The longest night of the year is upon us, and with it comes celebration! Shabe Yalda is an ancient Persian tradition that commemorates the occasion with food, poetry, music, family, and friends.
Shabe Yalda, the Persian celebration of the winter solstice, directly translates to the night. It is an ancient tradition that dates back to Zoroastrian times and continues to be practiced today. The custom started as a way to stay safe in the midst of evil spirits that were said to run rampant on the longest night of the year. To avoid the misfortune of a demon’s curse, Persians stayed awake through the night. To do so, family and friends gather in merriment to keep each other energized through the darkness. Some of the entertainment includes storytelling, music, poetry, and most importantly food.

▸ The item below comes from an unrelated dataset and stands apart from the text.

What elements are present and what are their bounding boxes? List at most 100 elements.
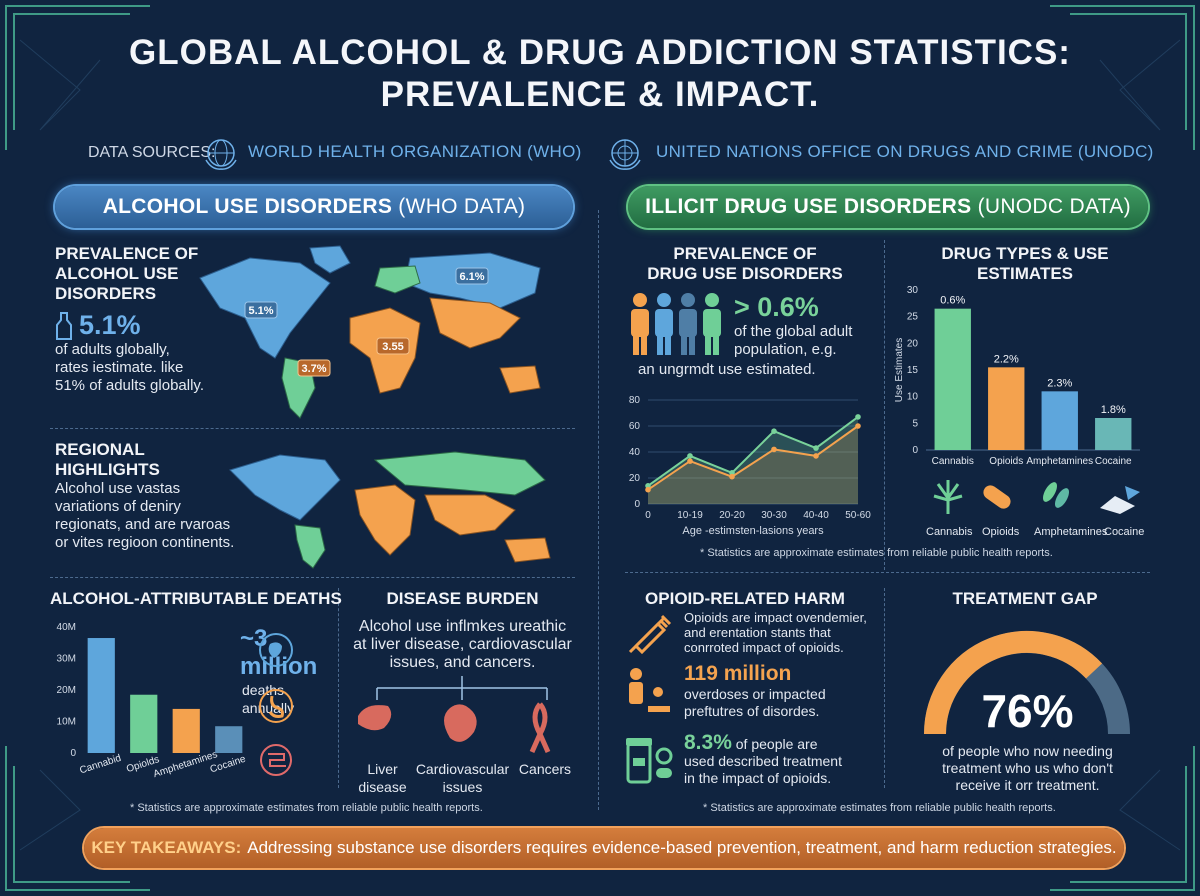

Participants of Shabe Yalda have followed the same traditions for hundreds of years. Elders of the family share personal histories and cultural anecdotes. The poetry of beloved Persian poets such as Rumi and Hafez is read aloud. The “fal-e Hafez” is also a big part of the evening. People look for guidance and foresight using Hafez’s Divination. The process involves meditating on the topic that one needs clarity on. With eyes closed, one then opens the book to a random page. The chosen poem then gives the necessary advice for the seeker.
As with many celebrations, the feast is a vital and symbolic part of the occasion. Fruits, such as watermelon and pomegranate are a must-have in this case. As symbols of good health, these fruits are saved from the summer harvest. They represent the change in season and a commemoration of the year’s yield. It is also common to find an abundance of wine, dried fruits, and nuts.
Whether you are celebrating Shabe Yalda or Yuletide, Orley Shabahang wishes you and yours a happy and healthy winter solstice!